Growth in air traffic to the UAE could be threatened by constraints imposed by neighbouring countries that have not kept pace with advances in air traffic control.
Neighbours hold back growth in air traffic
Growth in air traffic to the UAE could be threatened by constraints imposed by neighbouring countries that have not kept pace with advances in air traffic control, the civil aviation body says. Years of investments into improving air traffic flow and safety systems have enabled the General Civil Aviation Authority (GCAA) to handle five times more flights at any given time within the same amount of airspace than its neighbours.
The result is the threat of airlines hitting bottlenecks and delays when they fly in and out of foreign airspace, Saif al Suwaidi, the director general of the GCAA, said yesterday. "We are trying to convince these countries to be more efficient. That will help us and help them to handle more traffic," he said. The upgrading of new systems and processes has allowed the UAE to permit one aircraft to fly as close as 9.2km behind another.

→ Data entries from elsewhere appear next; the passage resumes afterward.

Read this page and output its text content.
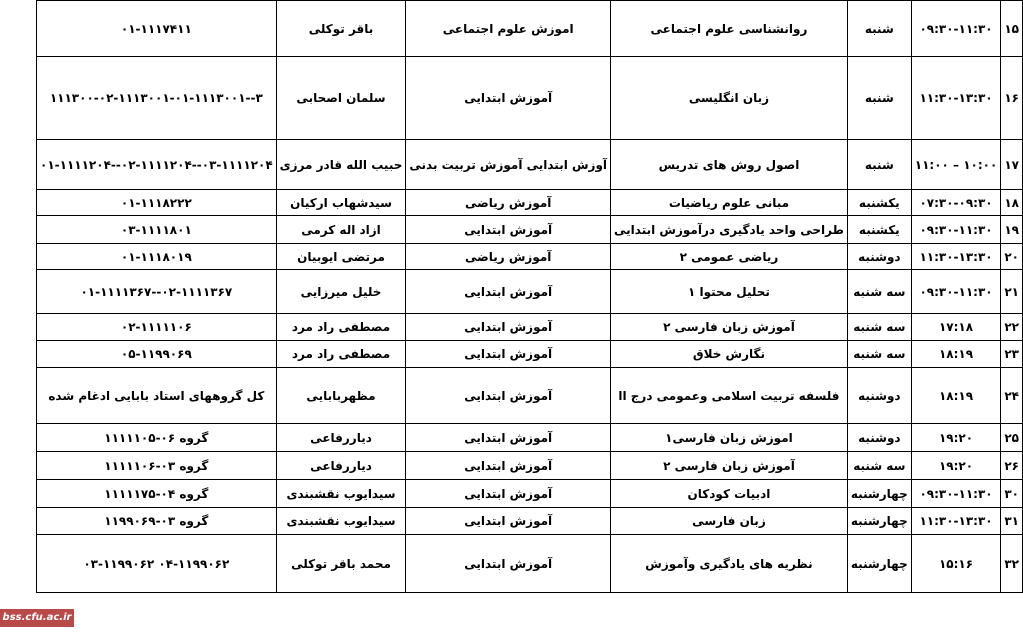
۰۱-۱۱۱۷۴۱۱	باقر توکلی	اموزش علوم اجتماعی	روانشناسی علوم اجتماعی	شنبه	۰۹:۳۰-۱۱:۳۰	۱۵
۳--۱۱۱۳۰۰-۰۲-۱۱۱۳۰۰۱-۰۱-۱۱۱۳۰۰۱	سلمان اصحابی	آموزش ابتدایی	زبان انگلیسی	شنبه	۱۱:۳۰-۱۳:۳۰	۱۶
۰۳-۱۱۱۱۲۰۴--۰۲-۱۱۱۱۲۰۴--۰۱-۱۱۱۱۲۰۴	حبیب الله قادر مرزی	آوزش ابتدایی آموزش تربیت بدنی	اصول روش های تدریس	شنبه	۱۰:۰۰ – ۱۱:۰۰	۱۷
۰۱-۱۱۱۸۲۲۲	سیدشهاب ارکیان	آموزش ریاضی	مبانی علوم ریاضیات	یکشنبه	۰۷:۳۰-۰۹:۳۰	۱۸
۰۳-۱۱۱۱۸۰۱	ازاد اله کرمی	آموزش ابتدایی	طراحی واحد یادگیری درآموزش ابتدایی	یکشنبه	۰۹:۳۰-۱۱:۳۰	۱۹
۰۱-۱۱۱۸۰۱۹	مرتضی ایوبیان	آموزش ریاضی	ریاضی عمومی ۲	دوشنبه	۱۱:۳۰-۱۳:۳۰	۲۰
۰۲-۱۱۱۱۳۶۷--۰۱-۱۱۱۱۳۶۷	خلیل میرزایی	آموزش ابتدایی	تحلیل محتوا ۱	سه شنبه	۰۹:۳۰-۱۱:۳۰	۲۱
۰۲-۱۱۱۱۱۰۶	مصطفی راد مرد	آموزش ابتدایی	آموزش زبان فارسی ۲	سه شنبه	۱۷:۱۸	۲۲
۰۵-۱۱۹۹۰۶۹	مصطفی راد مرد	آموزش ابتدایی	نگارش خلاق	سه شنبه	۱۸:۱۹	۲۳
کل گروههای استاد بابایی ادغام شده	مظهربابایی	آموزش ابتدایی	فلسفه تربیت اسلامی وعمومی درج اا	دوشنبه	۱۸:۱۹	۲۴
گروه ۰۶-۱۱۱۱۱۰۵	دیاررفاعی	آموزش ابتدایی	اموزش زبان فارسی۱	دوشنبه	۱۹:۲۰	۲۵
گروه ۰۳-۱۱۱۱۱۰۶	دیاررفاعی	آموزش ابتدایی	آموزش زبان فارسی ۲	سه شنبه	۱۹:۲۰	۲۶
گروه ۰۴-۱۱۱۱۱۷۵	سیدایوب نقشبندی	آموزش ابتدایی	ادبیات کودکان	چهارشنبه	۰۹:۳۰-۱۱:۳۰	۳۰
گروه ۰۳-۱۱۹۹۰۶۹	سیدایوب نقشبندی	آموزش ابتدایی	زبان فارسی	چهارشنبه	۱۱:۳۰-۱۳:۳۰	۳۱
۰۴-۱۱۹۹۰۶۲ ۰۳-۱۱۹۹۰۶۲	محمد باقر توکلی	آموزش ابتدایی	نظریه های یادگیری وآموزش	چهارشنبه	۱۵:۱۶	۳۲
bss.cfu.ac.ir
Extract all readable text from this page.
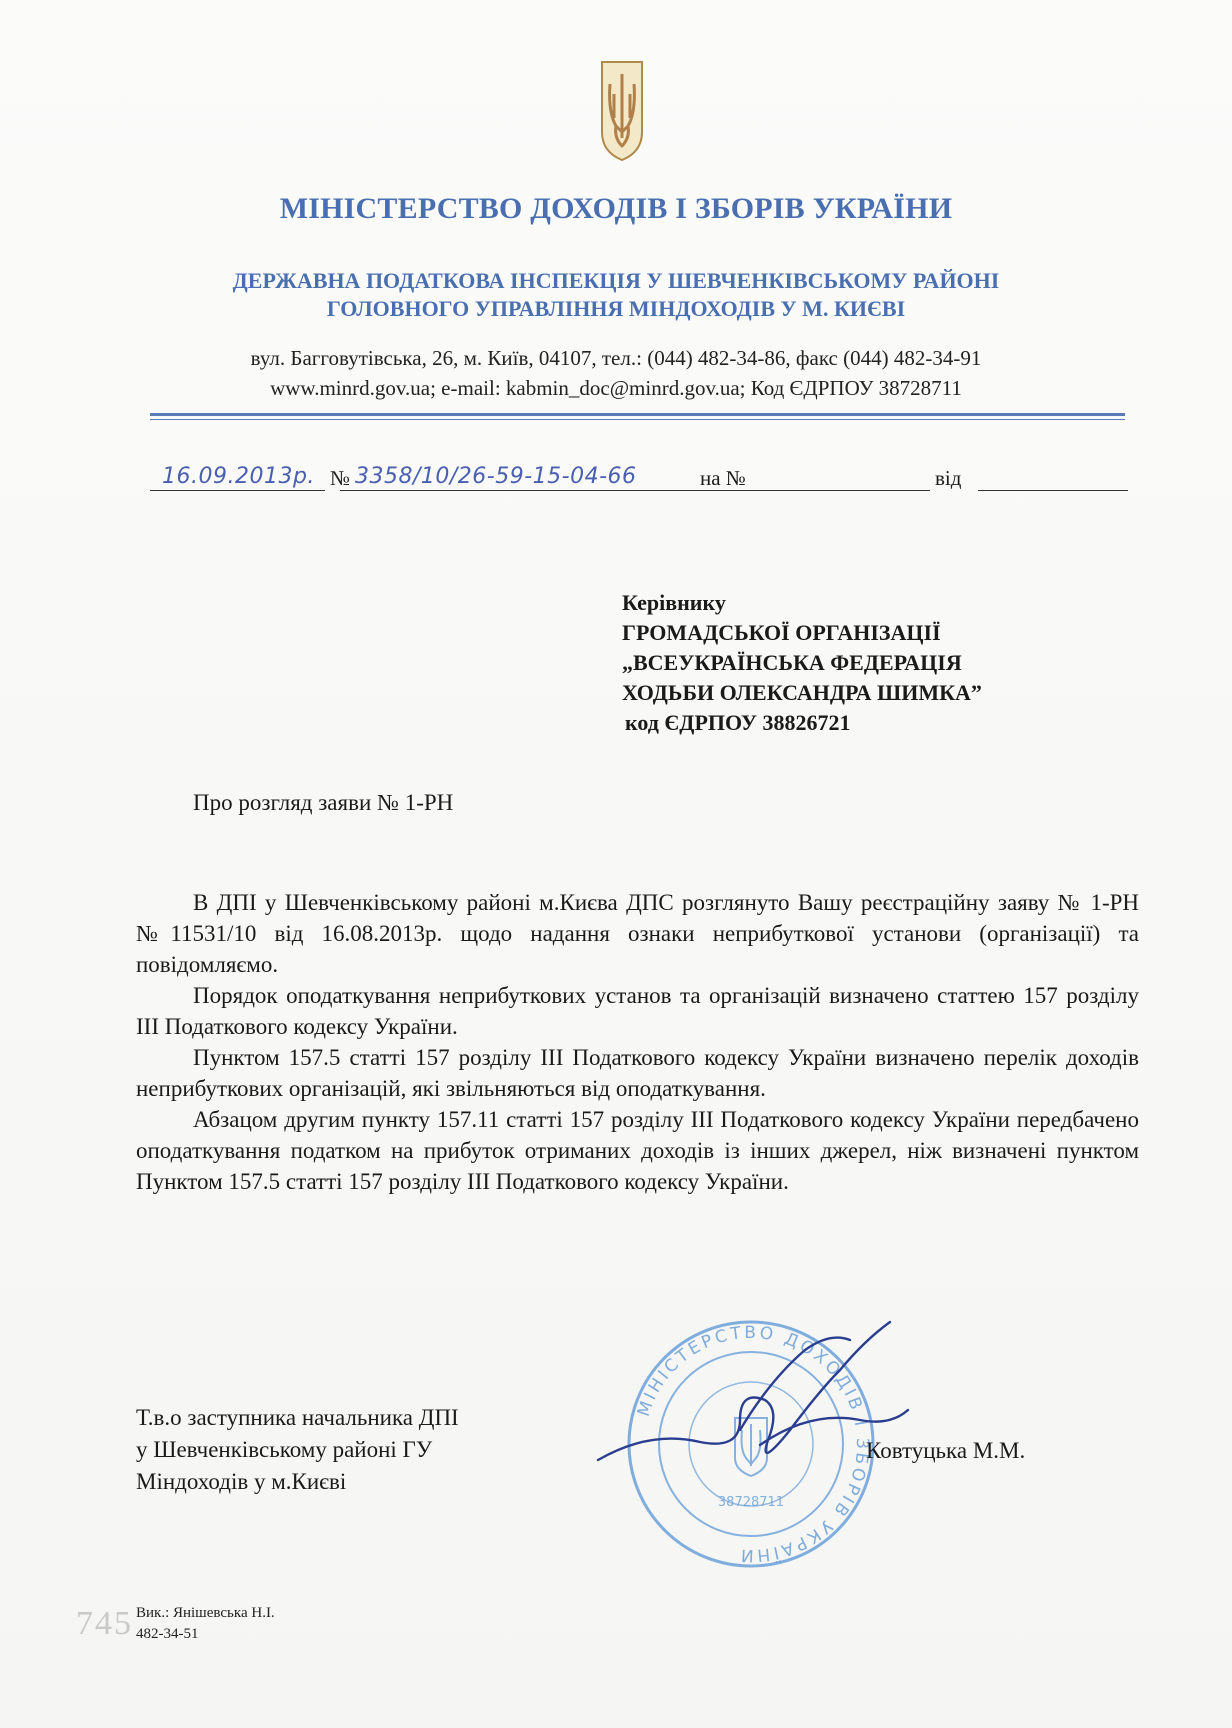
МІНІСТЕРСТВО ДОХОДІВ І ЗБОРІВ УКРАЇНИ
ДЕРЖАВНА ПОДАТКОВА ІНСПЕКЦІЯ У ШЕВЧЕНКІВСЬКОМУ РАЙОНІ
ГОЛОВНОГО УПРАВЛІННЯ МІНДОХОДІВ У М. КИЄВІ
вул. Багговутівська, 26, м. Київ, 04107, тел.: (044) 482-34-86, факс (044) 482-34-91
www.minrd.gov.ua; e-mail: kabmin_doc@minrd.gov.ua; Код ЄДРПОУ 38728711
16.09.2013р. № 3358/10/26-59-15-04-66	на №	від
Керівнику
ГРОМАДСЬКОЇ ОРГАНІЗАЦІЇ
„ВСЕУКРАЇНСЬКА ФЕДЕРАЦІЯ
ХОДЬБИ ОЛЕКСАНДРА ШИМКА”
код ЄДРПОУ 38826721
Про розгляд заяви № 1-РН

В ДПІ у Шевченківському районі м.Києва ДПС розглянуто Вашу реєстраційну заяву № 1-РН №11531/10 від 16.08.2013р. щодо надання ознаки неприбуткової установи (організації) та повідомляємо.

Порядок оподаткування неприбуткових установ та організацій визначено статтею 157 розділу ІІІ Податкового кодексу України.

Пунктом 157.5 статті 157 розділу ІІІ Податкового кодексу України визначено перелік доходів неприбуткових організацій, які звільняються від оподаткування.

Абзацом другим пункту 157.11 статті 157 розділу ІІІ Податкового кодексу України передбачено оподаткування податком на прибуток отриманих доходів із інших джерел, ніж визначені пунктом Пунктом 157.5 статті 157 розділу ІІІ Податкового кодексу України.

МІНІСТЕРСТВО ДОХОДІВ І ЗБОРІВ УКРАЇНИ
38728711
Т.в.о заступника начальника ДПІ
у Шевченківському районі ГУ
Міндоходів у м.Києві
Ковтуцька М.М.
745 Вик.: Янішевська Н.І.
482-34-51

In some neighbouring countries the gap can be as big as 55.5km, GCAA officials said. Home to some of the most aggressively expanding airlines in the world with Emirates and Etihad Airways, which have hundreds of aircraft on order worth tens of billions of dollars, the UAE has the most congested airspace in the region. Its relatively small airspace handles an average of 1,652 take-offs, landings and overflights per day. By comparison, the much larger Flight Information Region (FIR) in Saudi Arabia handles an estimated average of 900 flights per day.
Some UAE neighbours use older air traffic systems that require more distance between aircraft, and may also permit only one entry point into their airspace, Mr al Suwaidi said. He declined to name the countries to which he was referring. The UAE FIR borders Oman, Iran, Bahrain, Qatar and Saudi Arabia. Due to its space limitations, the Emirates has embarked on a sustained investment programme. The authority yesterday provided a first glimpse of its new Dh300 million (US$81.6m) air traffic control headquarters at the Sheikh Zayed Centre. Operational since June, the centre is designed to be able to handle projected increases in traffic for the next two decades.
The centre reached an innovative agreement with the Armed Forces last year to flexibly use previously restricted military airspace, including a corridor for commercial airliners travelling to Yemen and Africa. This year, the GCAA also began using a system called RNAV 1, which shrinks the size of the airspace corridors airlines are allowed to fly in from 16km wide to 3.2km wide, allowing corridors to be stacked next to each other.